1. Is there any way to test items before melting to see if there is a Cadmium element to the items. Would XRF pick this up?

2. What would be the alternative to melting. I understand there is a chemical process but would this just move the problem to safe disposal of the chemicals?

Any help greatly appreciated.


----------



## Fournines (Jun 16, 2011)

mattafc said:


> I was having a chat today with a large European commercial refiner and we were talking about melting silver. One of the things that came up was the potential for up to about Cadmium of levels of up to 5% being present in most tableware. Having refelcted on our conversation I have looked at the precuations that should be taken when melting this material but am thinking about the alternatives. What I'd like to try to understand is: -
> 
> 1. Is there any way to test items before melting to see if there is a Cadmium element to the items. Would XRF pick this up?
> 
> ...



XRF should show you Cadmium, if it is set up to do so.

I've never heard of 5% cadmium in silverware. A lot of refineries I know won't touch anything with more than 1-2% cadmium - and even that's pushing it.


----------



## mattafc (Jun 17, 2011)

> XRF should show you Cadmium, if it is set up to do so.
> 
> I've never heard of 5% cadmium in silverware.
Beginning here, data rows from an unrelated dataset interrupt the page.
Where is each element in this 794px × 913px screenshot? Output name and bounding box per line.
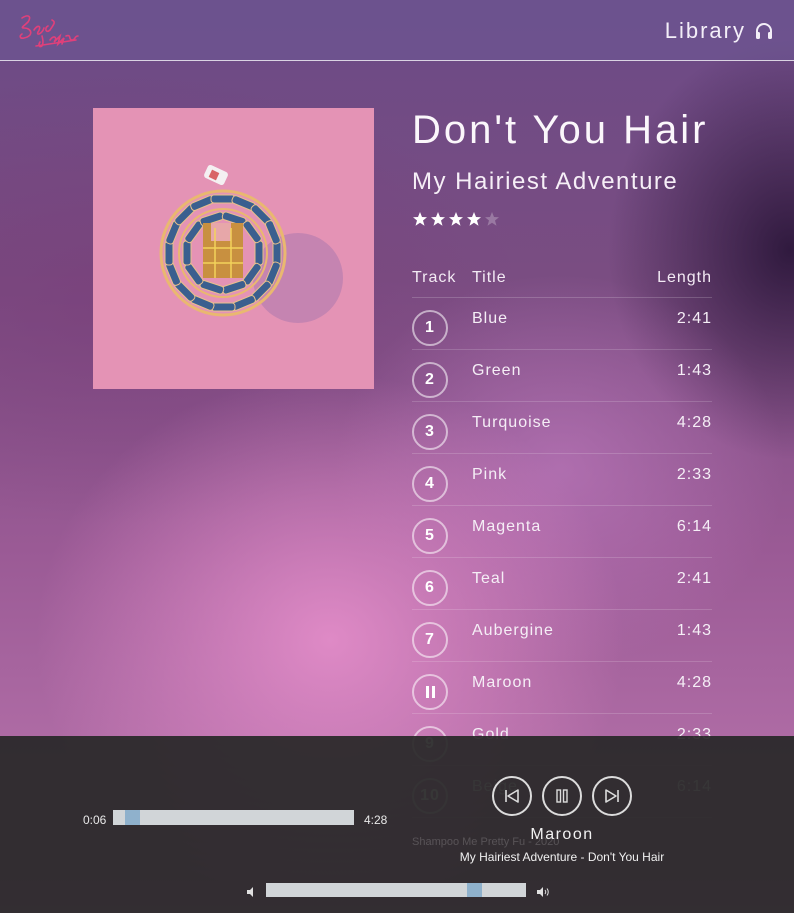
track-number-button[interactable]: 7 <box>412 621 448 658</box>
track-number: 6 <box>425 578 435 596</box>
track-number-cell: 1 <box>412 302 472 346</box>
track-number-button[interactable]: 1 <box>412 309 448 346</box>
track-row[interactable]: 5 Magenta 6:14 <box>412 506 712 558</box>
track-number: 4 <box>425 474 435 492</box>
star-filled-icon[interactable] <box>412 211 428 227</box>
skip-previous-icon <box>505 789 519 803</box>
track-title: Turquoise <box>472 413 552 431</box>
track-pause-button[interactable] <box>412 673 448 710</box>
track-number-button[interactable]: 5 <box>412 517 448 554</box>
track-number-cell: 7 <box>412 614 472 658</box>
track-title: Aubergine <box>472 621 554 639</box>
track-table: Track Title Length 1 Blue 2:41 2 Green 1:43 3 T… <box>412 258 712 818</box>
previous-button[interactable] <box>492 776 532 816</box>
track-number-cell: 6 <box>412 562 472 606</box>
track-number: 1 <box>425 318 435 336</box>
library-link[interactable]: Library <box>665 16 774 46</box>
track-title: Green <box>472 361 522 379</box>
track-number-button[interactable]: 4 <box>412 465 448 502</box>
header-title: Title <box>472 268 507 286</box>
track-number-button[interactable]: 2 <box>412 361 448 398</box>
volume-slider[interactable] <box>266 883 526 897</box>
bae-jams-logo[interactable] <box>16 10 80 52</box>
skip-next-icon <box>605 789 619 803</box>
volume-thumb[interactable] <box>466 883 482 897</box>
next-button[interactable] <box>592 776 632 816</box>
track-length: 1:43 <box>676 621 712 639</box>
volume-low-icon[interactable] <box>246 886 258 898</box>
track-row[interactable]: 7 Aubergine 1:43 <box>412 610 712 662</box>
track-length: 2:33 <box>676 465 712 483</box>
track-title: Teal <box>472 569 506 587</box>
header-length: Length <box>657 268 712 286</box>
track-number-cell: 5 <box>412 510 472 554</box>
track-number-cell: 4 <box>412 458 472 502</box>
track-number-cell: 3 <box>412 406 472 450</box>
now-playing-title: Maroon <box>530 826 594 843</box>
star-filled-icon[interactable] <box>448 211 464 227</box>
track-row[interactable]: 2 Green 1:43 <box>412 350 712 402</box>
track-row[interactable]: 3 Turquoise 4:28 <box>412 402 712 454</box>
star-rating[interactable] <box>412 211 500 227</box>
star-filled-icon[interactable] <box>466 211 482 227</box>
track-table-header: Track Title Length <box>412 258 712 298</box>
song-title: Don't You Hair <box>412 108 709 152</box>
track-length: 1:43 <box>676 361 712 379</box>
top-bar: Library <box>0 0 794 61</box>
track-title: Maroon <box>472 673 533 691</box>
track-number: 2 <box>425 370 435 388</box>
star-filled-icon[interactable] <box>430 211 446 227</box>
pause-button[interactable] <box>542 776 582 816</box>
track-row[interactable]: 4 Pink 2:33 <box>412 454 712 506</box>
pause-icon <box>425 685 435 698</box>
track-number: 3 <box>425 422 435 440</box>
track-length: 6:14 <box>676 517 712 535</box>
library-label: Library <box>664 18 746 43</box>
track-row[interactable]: 1 Blue 2:41 <box>412 298 712 350</box>
track-number-cell <box>412 666 472 710</box>
track-length: 2:41 <box>676 309 712 327</box>
track-title: Pink <box>472 465 508 483</box>
current-time: 0:06 <box>83 813 107 827</box>
now-playing-subtitle: My Hairiest Adventure - Don't You Hair <box>459 850 665 864</box>
album-title: My Hairiest Adventure <box>412 168 679 195</box>
track-number-button[interactable]: 6 <box>412 569 448 606</box>
header-track: Track <box>412 268 457 286</box>
track-length: 4:28 <box>676 673 712 691</box>
progress-slider[interactable] <box>113 810 354 825</box>
track-number: 7 <box>425 630 435 648</box>
track-number-cell: 2 <box>412 354 472 398</box>
track-title: Magenta <box>472 517 542 535</box>
track-row[interactable]: Maroon 4:28 <box>412 662 712 714</box>
track-number: 5 <box>425 526 435 544</box>
headphones-icon <box>756 23 772 39</box>
progress-thumb[interactable] <box>125 810 141 825</box>
track-title: Blue <box>472 309 509 327</box>
album-art <box>93 108 374 389</box>
track-length: 4:28 <box>676 413 712 431</box>
total-time: 4:28 <box>364 813 388 827</box>
track-length: 2:41 <box>676 569 712 587</box>
track-row[interactable]: 6 Teal 2:41 <box>412 558 712 610</box>
pause-icon <box>556 789 568 803</box>
track-number-button[interactable]: 3 <box>412 413 448 450</box>
star-empty-icon[interactable] <box>484 211 500 227</box>
volume-high-icon[interactable] <box>536 886 550 898</box>
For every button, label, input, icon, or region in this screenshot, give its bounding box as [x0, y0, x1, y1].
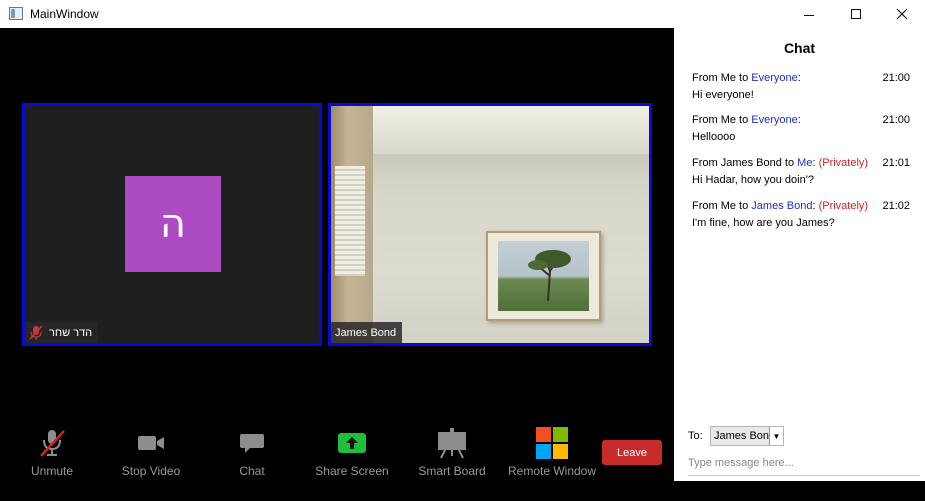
unmute-label: Unmute [30, 464, 74, 478]
mic-muted-icon [37, 425, 67, 461]
close-button[interactable] [879, 0, 925, 28]
chat-message: From Me to Everyone: Helloooo 21:00 [692, 112, 910, 146]
share-screen-button[interactable]: Share Screen [312, 425, 392, 478]
message-time: 21:00 [882, 72, 910, 84]
avatar: ה [125, 176, 221, 272]
mic-muted-icon [29, 324, 43, 341]
minimize-icon [804, 14, 814, 16]
message-text: Hi Hadar, how you doin'? [692, 174, 814, 186]
window-title: MainWindow [30, 7, 99, 21]
camera-feed [331, 106, 649, 343]
stop-video-button[interactable]: Stop Video [118, 425, 184, 478]
message-text: Hi everyone! [692, 89, 754, 101]
message-colon: : [812, 157, 816, 169]
windows-logo-icon [535, 425, 569, 461]
chat-button[interactable]: Chat [234, 425, 270, 478]
message-text: Helloooo [692, 131, 736, 143]
video-camera-icon [136, 425, 166, 461]
message-sender: From Me to [692, 200, 752, 212]
message-time: 21:01 [882, 157, 910, 169]
remote-window-button[interactable]: Remote Window [504, 425, 600, 478]
message-recipient: James Bond [751, 200, 813, 212]
share-screen-label: Share Screen [315, 464, 389, 478]
private-badge: (Privately) [818, 157, 869, 169]
participant-name: הדר שחר [49, 326, 93, 339]
remote-window-label: Remote Window [507, 464, 597, 478]
participant-name-tag: הדר שחר [25, 322, 99, 343]
close-icon [896, 8, 908, 20]
title-bar: MainWindow [0, 0, 925, 28]
participant-name: James Bond [335, 326, 397, 339]
message-colon: : [797, 72, 801, 84]
share-screen-icon [337, 425, 367, 461]
message-input[interactable] [688, 450, 920, 476]
to-label: To: [688, 430, 703, 442]
message-time: 21:02 [882, 200, 910, 212]
message-text: I'm fine, how are you James? [692, 217, 835, 229]
leave-button[interactable]: Leave [602, 440, 662, 465]
minimize-button[interactable] [786, 0, 832, 28]
private-badge: (Privately) [818, 200, 869, 212]
message-sender: From Me to [692, 114, 752, 126]
message-sender: From Me to [692, 72, 752, 84]
meeting-toolbar: Unmute Stop Video Chat Share Screen Smar… [0, 425, 674, 485]
maximize-icon [851, 9, 861, 19]
recipient-select[interactable]: James Bon ▼ [710, 426, 784, 446]
smart-board-label: Smart Board [418, 464, 486, 478]
app-icon [9, 7, 23, 20]
maximize-button[interactable] [833, 0, 879, 28]
chat-bubble-icon [239, 425, 265, 461]
chat-label: Chat [239, 464, 265, 478]
unmute-button[interactable]: Unmute [28, 425, 76, 478]
message-recipient: Everyone [751, 72, 798, 84]
participant-tile-hadar[interactable]: ה הדר שחר [22, 103, 322, 346]
chat-message: From Me to James Bond: (Privately) I'm f… [692, 198, 910, 232]
chevron-down-icon[interactable]: ▼ [769, 427, 783, 445]
message-recipient: Me [797, 157, 813, 169]
smart-board-button[interactable]: Smart Board [416, 425, 488, 478]
message-sender: From James Bond to [692, 157, 798, 169]
participant-name-tag: James Bond [331, 322, 403, 343]
message-colon: : [812, 200, 816, 212]
recipient-value: James Bon [714, 430, 770, 442]
whiteboard-icon [436, 425, 468, 461]
wall-picture [486, 231, 601, 321]
chat-message: From James Bond to Me: (Privately) Hi Ha… [692, 155, 910, 189]
message-colon: : [797, 114, 801, 126]
chat-panel: Chat From Me to Everyone: Hi everyone! 2… [674, 28, 925, 481]
message-time: 21:00 [882, 114, 910, 126]
participant-tile-james-bond[interactable]: James Bond [328, 103, 652, 346]
message-recipient: Everyone [751, 114, 798, 126]
chat-message: From Me to Everyone: Hi everyone! 21:00 [692, 70, 910, 104]
chat-title: Chat [783, 40, 816, 56]
stop-video-label: Stop Video [121, 464, 181, 478]
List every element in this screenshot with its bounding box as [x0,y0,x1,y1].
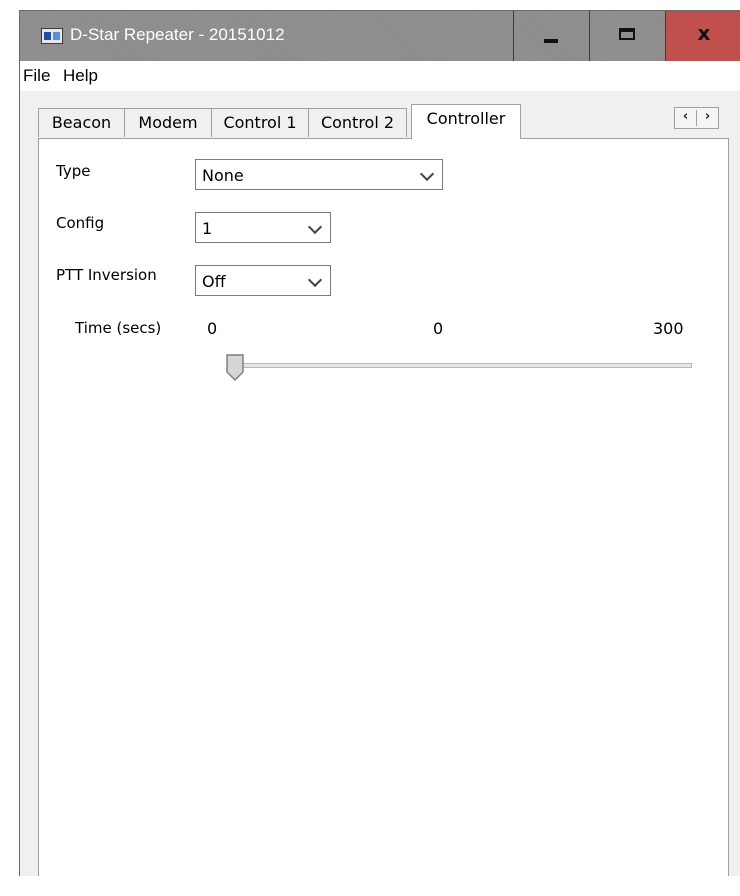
menu-bar: File Help [20,61,740,91]
time-slider-track[interactable] [230,363,692,368]
title-bar[interactable]: D-Star Repeater - 20151012 x [20,11,740,61]
tab-scroll-left-button[interactable]: ‹ [675,109,696,124]
config-select[interactable]: 1 [195,212,331,243]
tab-scroll-right-button[interactable]: › [697,109,718,124]
close-button[interactable]: x [665,11,740,61]
controller-panel: Type None Config 1 PTT Inversion Off Tim… [38,138,729,879]
menu-file[interactable]: File [23,66,50,86]
minimize-button[interactable] [513,11,589,61]
tab-modem[interactable]: Modem [124,108,212,137]
window-bottom-edge [19,876,740,896]
ptt-inversion-select[interactable]: Off [195,265,331,296]
type-select-value: None [202,166,244,185]
slider-current-value: 0 [433,319,444,338]
time-slider-thumb[interactable] [224,354,246,381]
chevron-down-icon [307,219,323,235]
chevron-down-icon [307,272,323,288]
tab-beacon[interactable]: Beacon [38,108,125,137]
tab-scroll-arrows: ‹ › [674,107,719,129]
time-label: Time (secs) [75,319,162,337]
maximize-button[interactable] [589,11,665,61]
config-label: Config [56,214,105,232]
tab-strip: Beacon Modem Control 1 Control 2 Control… [20,91,740,139]
maximize-icon [619,28,635,40]
tab-controller[interactable]: Controller [411,104,521,139]
ptt-inversion-label: PTT Inversion [56,266,157,284]
type-select[interactable]: None [195,159,443,190]
config-select-value: 1 [202,219,213,238]
tab-control-2[interactable]: Control 2 [308,108,407,137]
chevron-down-icon [419,166,435,182]
slider-max-value: 300 [653,319,684,338]
window-title: D-Star Repeater - 20151012 [70,25,285,44]
menu-help[interactable]: Help [63,66,98,86]
slider-min-value: 0 [207,319,218,338]
type-label: Type [56,162,91,180]
minimize-icon [544,39,558,43]
main-window: D-Star Repeater - 20151012 x File Help B… [19,10,740,887]
app-icon[interactable] [41,28,63,44]
ptt-inversion-select-value: Off [202,272,226,291]
close-icon: x [697,21,711,45]
tab-control-1[interactable]: Control 1 [211,108,309,137]
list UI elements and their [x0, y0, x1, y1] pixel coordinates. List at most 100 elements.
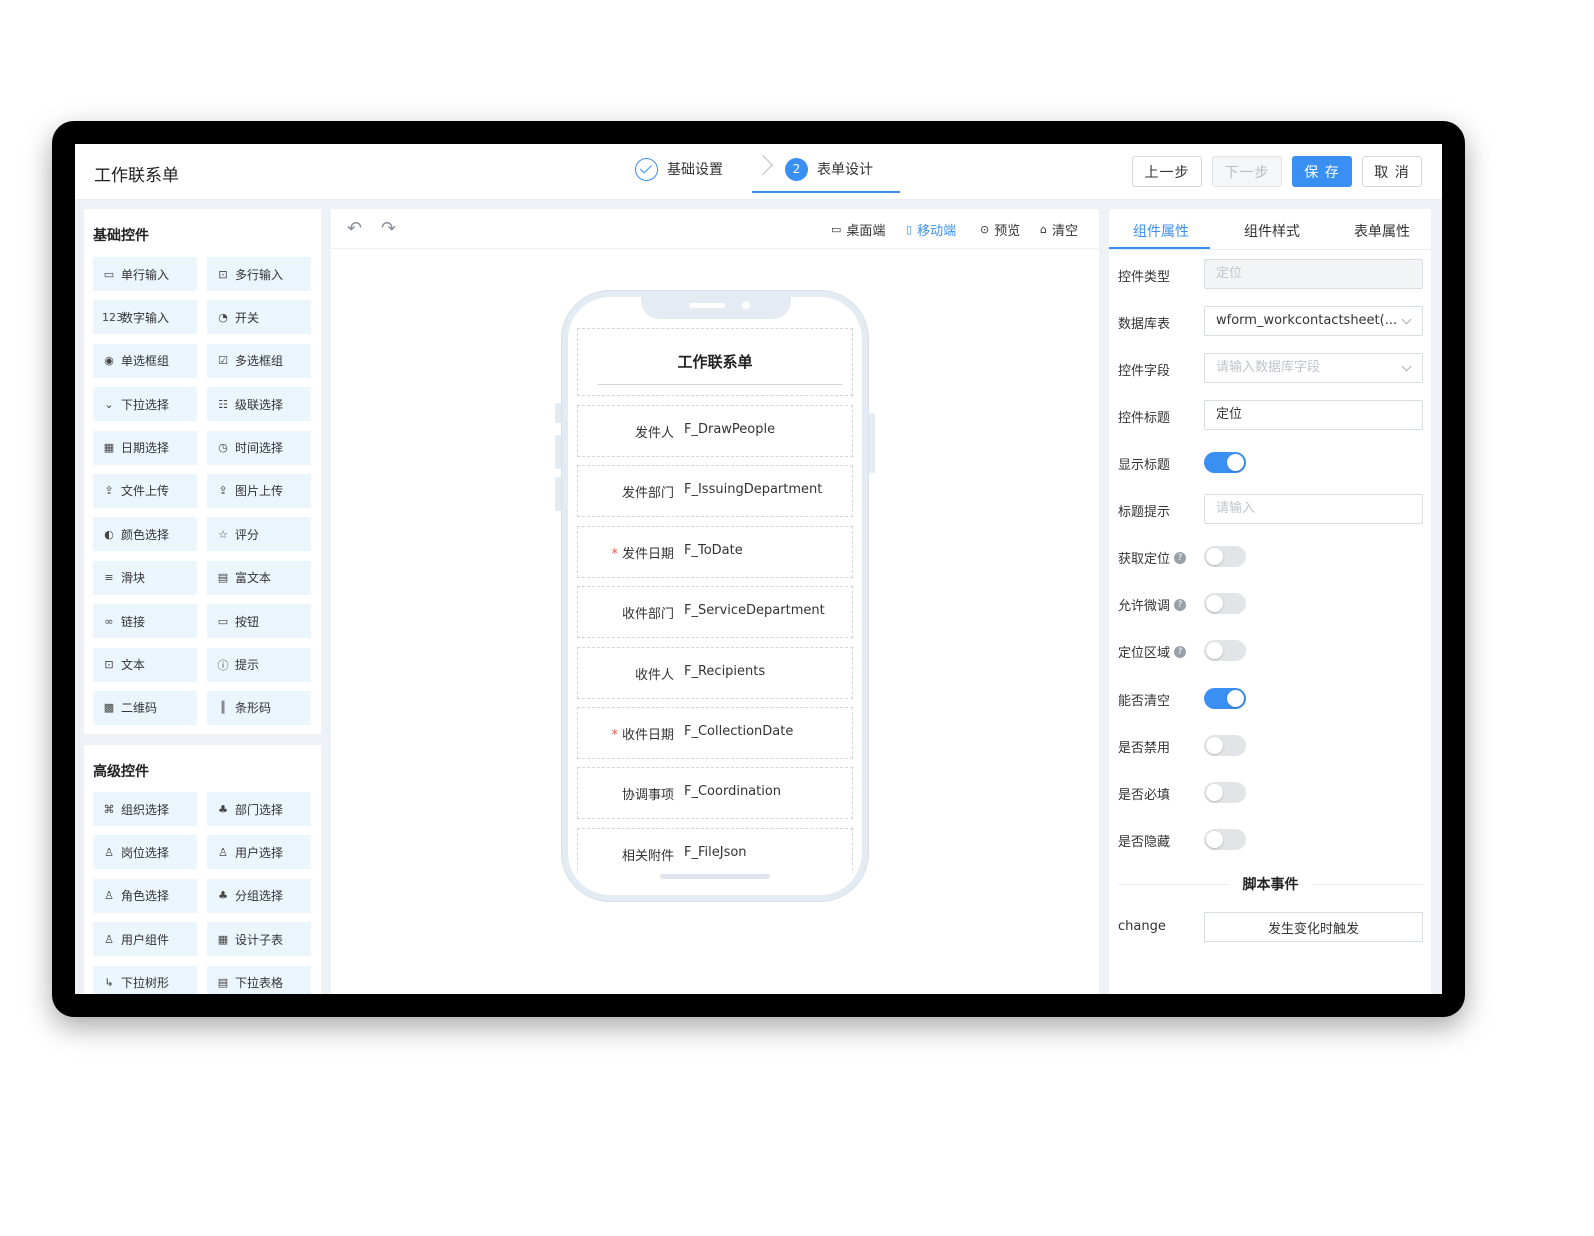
- component-item[interactable]: ♣ 分组选择: [207, 878, 311, 913]
- show-title-toggle[interactable]: [1204, 452, 1246, 473]
- component-item[interactable]: ♙ 用户选择: [207, 835, 311, 870]
- component-item[interactable]: ◐ 颜色选择: [93, 517, 197, 552]
- fine-tune-toggle[interactable]: [1204, 593, 1246, 614]
- component-item[interactable]: ☷ 级联选择: [207, 387, 311, 422]
- component-item[interactable]: ♙ 角色选择: [93, 878, 197, 913]
- prop-location-area: 定位区域?: [1118, 635, 1423, 665]
- step-form-design[interactable]: 2 表单设计: [785, 144, 873, 194]
- component-item[interactable]: ♙ 岗位选择: [93, 835, 197, 870]
- field-binding: F_DrawPeople: [684, 422, 776, 437]
- clear-button[interactable]: ⌂ 清空: [1040, 220, 1078, 239]
- form-field[interactable]: 收件人 F_Recipients: [577, 646, 853, 699]
- form-field[interactable]: 收件部门 F_ServiceDepartment: [577, 586, 853, 639]
- form-field[interactable]: * 发件日期 F_ToDate: [577, 525, 853, 578]
- redo-icon[interactable]: ↷: [381, 218, 396, 239]
- tab-form-props[interactable]: 表单属性: [1354, 221, 1410, 241]
- component-icon: 123: [102, 310, 123, 324]
- component-item[interactable]: ☆ 评分: [207, 517, 311, 552]
- component-item[interactable]: ▤ 富文本: [207, 560, 311, 595]
- component-item[interactable]: ⊡ 文本: [93, 647, 197, 682]
- control-title-input[interactable]: 定位: [1204, 400, 1423, 430]
- component-item[interactable]: ◔ 开关: [207, 300, 311, 335]
- component-item[interactable]: ▩ 二维码: [93, 690, 197, 725]
- component-item[interactable]: ║ 条形码: [207, 690, 311, 725]
- component-item[interactable]: ⊡ 多行输入: [207, 257, 311, 291]
- component-item[interactable]: ⇪ 文件上传: [93, 473, 197, 508]
- component-item[interactable]: ▭ 按钮: [207, 604, 311, 639]
- event-change-row: change 发生变化时触发: [1118, 912, 1423, 942]
- component-label: 数字输入: [121, 310, 170, 325]
- cancel-button[interactable]: 取 消: [1362, 156, 1422, 187]
- advanced-components-grid: ⌘ 组织选择 ♣ 部门选择 ♙ 岗位选择 ♙ 用户选择 ♙ 角色选择 ♣ 分组选择 ♙ 用户组件 ▦ 设计子表…: [93, 792, 311, 994]
- component-label: 提示: [235, 658, 260, 673]
- disabled-toggle[interactable]: [1204, 735, 1246, 756]
- required-toggle[interactable]: [1204, 782, 1246, 803]
- component-item[interactable]: ⓘ 提示: [207, 647, 311, 682]
- component-item[interactable]: ☑ 多选框组: [207, 343, 311, 378]
- change-event-button[interactable]: 发生变化时触发: [1204, 912, 1423, 942]
- hidden-toggle[interactable]: [1204, 829, 1246, 850]
- preview-button[interactable]: ⊙ 预览: [980, 220, 1020, 239]
- component-item[interactable]: ♙ 用户组件: [93, 922, 197, 957]
- component-item[interactable]: ⌄ 下拉选择: [93, 387, 197, 422]
- component-item[interactable]: ⇪ 图片上传: [207, 473, 311, 508]
- field-label-text: 协调事项: [621, 788, 674, 804]
- form-field[interactable]: 协调事项 F_Coordination: [577, 767, 853, 820]
- component-item[interactable]: ◉ 单选框组: [93, 343, 197, 378]
- component-item[interactable]: ▦ 日期选择: [93, 430, 197, 465]
- component-item[interactable]: ≡ 滑块: [93, 560, 197, 595]
- control-field-select[interactable]: 请输入数据库字段: [1204, 353, 1423, 383]
- component-item[interactable]: ◷ 时间选择: [207, 430, 311, 465]
- get-location-toggle[interactable]: [1204, 546, 1246, 567]
- db-table-select[interactable]: wform_workcontactsheet(...: [1204, 306, 1423, 336]
- prop-label: 能否清空: [1118, 694, 1171, 709]
- prop-control-type: 控件类型 定位: [1118, 259, 1423, 289]
- tab-component-style[interactable]: 组件样式: [1244, 221, 1300, 241]
- required-asterisk: *: [611, 727, 618, 743]
- component-label: 部门选择: [235, 802, 284, 817]
- component-label: 二维码: [121, 701, 158, 716]
- component-icon: ♙: [104, 845, 114, 859]
- form-field[interactable]: 发件部门 F_IssuingDepartment: [577, 465, 853, 518]
- component-icon: ≡: [104, 571, 114, 585]
- component-item[interactable]: ♣ 部门选择: [207, 792, 311, 826]
- basic-components-panel: 基础控件 ▭ 单行输入 ⊡ 多行输入 123 数字输入 ◔ 开关 ◉ 单选框组 ☑ 多选框组 ⌄ 下拉选择…: [84, 209, 321, 734]
- field-label: 协调事项: [622, 784, 674, 803]
- prop-get-location: 获取定位?: [1118, 541, 1423, 571]
- form-field[interactable]: * 收件日期 F_CollectionDate: [577, 706, 853, 759]
- field-label: 发件部门: [622, 482, 674, 501]
- field-label-text: 发件人: [634, 426, 674, 441]
- tool-label: 清空: [1051, 224, 1078, 239]
- form-field[interactable]: 发件人 F_DrawPeople: [577, 405, 853, 457]
- component-item[interactable]: ↳ 下拉树形: [93, 965, 197, 994]
- form-title-block[interactable]: 工作联系单: [577, 328, 853, 396]
- component-item[interactable]: 123 数字输入: [93, 300, 197, 335]
- mobile-view-button[interactable]: ▯ 移动端: [906, 220, 956, 239]
- component-item[interactable]: ▤ 下拉表格: [207, 965, 311, 994]
- component-item[interactable]: ▭ 单行输入: [93, 257, 197, 291]
- tab-component-props[interactable]: 组件属性: [1133, 221, 1189, 241]
- component-item[interactable]: ⌘ 组织选择: [93, 792, 197, 826]
- component-icon: ♙: [104, 932, 114, 946]
- component-icon: ⌄: [104, 397, 114, 411]
- desktop-view-button[interactable]: ▭ 桌面端: [831, 220, 885, 239]
- prop-label: 控件字段: [1118, 364, 1171, 379]
- help-icon[interactable]: ?: [1174, 645, 1187, 658]
- component-item[interactable]: ∞ 链接: [93, 604, 197, 639]
- next-button[interactable]: 下一步: [1212, 156, 1282, 187]
- form-fields: 发件人 F_DrawPeople 发件部门 F_IssuingDepartment * 发…: [577, 405, 853, 873]
- phone-notch: [641, 291, 791, 319]
- prev-button[interactable]: 上一步: [1132, 156, 1202, 187]
- help-icon[interactable]: ?: [1174, 598, 1187, 611]
- title-tip-input[interactable]: 请输入: [1204, 494, 1423, 524]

A lot of refineries I know won't touch anything with more than 1-2% cadmium - and even that's pushing it.



Thanks, the refiner I spoke to told me they chemically treat anything thats over 0.2% Cadmium. What levels of Cadmium would you expect in Silver Tableware generally?


----------



## nickvc (Jun 17, 2011)

From what I can recall from my time at JM the cadmium was only used in the spinning alloys they produced so flatware should be ok. I gather that some Indian made silver jewellery can have cadmium in but whether that's from the solder they use or from the alloy I'm not sure.


----------



## mattafc (Jun 17, 2011)

Thanks Nick, thats useful to know


----------



## peter i (Jun 17, 2011)

Cadmium is (was) added to increase malleability.

Furthermore it is used in contacts:


> The alloying of silver with cadmium produces materials with good arc extinction, good corrosion resistance and low contact resistance characteristics and provides them with good switching capability in AC circuits. They have low transfer characteristics in some DC applications. The alloying increases the strength and hardness, but substantially reduces the thermal and electrical conductivity and thus limits their current handling capability. The silver-cadmium alloy contacts are ductile materials and can be supplied in shapes and sizes similar to fine silver.
> 
> ELKONIUM® 217 alloy has good arc interruption and anti-welding characteristics and has been used in line starters, solenoid contactors, automotive starters and other power switching applications for many years. However, more recently it has been replaced with the higher conductivity silver-cadmium oxide alloys of CMW D54F, D55F, D54X and D55X.


http://www.matweb.com/search/datasheettext.aspx?matguid=f64629f63b5d4f64acdad6bbca50a9e5

It is also used in silver solder to decrease the melting point.

I've never seen noticeable amounts of cadmium in the alloys I've submitted to XRF.


----------



## hinv (Jun 25, 2011)

Forgive the newbie question, but what is XRF?


----------



## jimdoc (Jun 25, 2011)

hinv said:


> Forgive the newbie question, but what is XRF?




http://en.wikipedia.org/wiki/X-ray_fluorescence


----------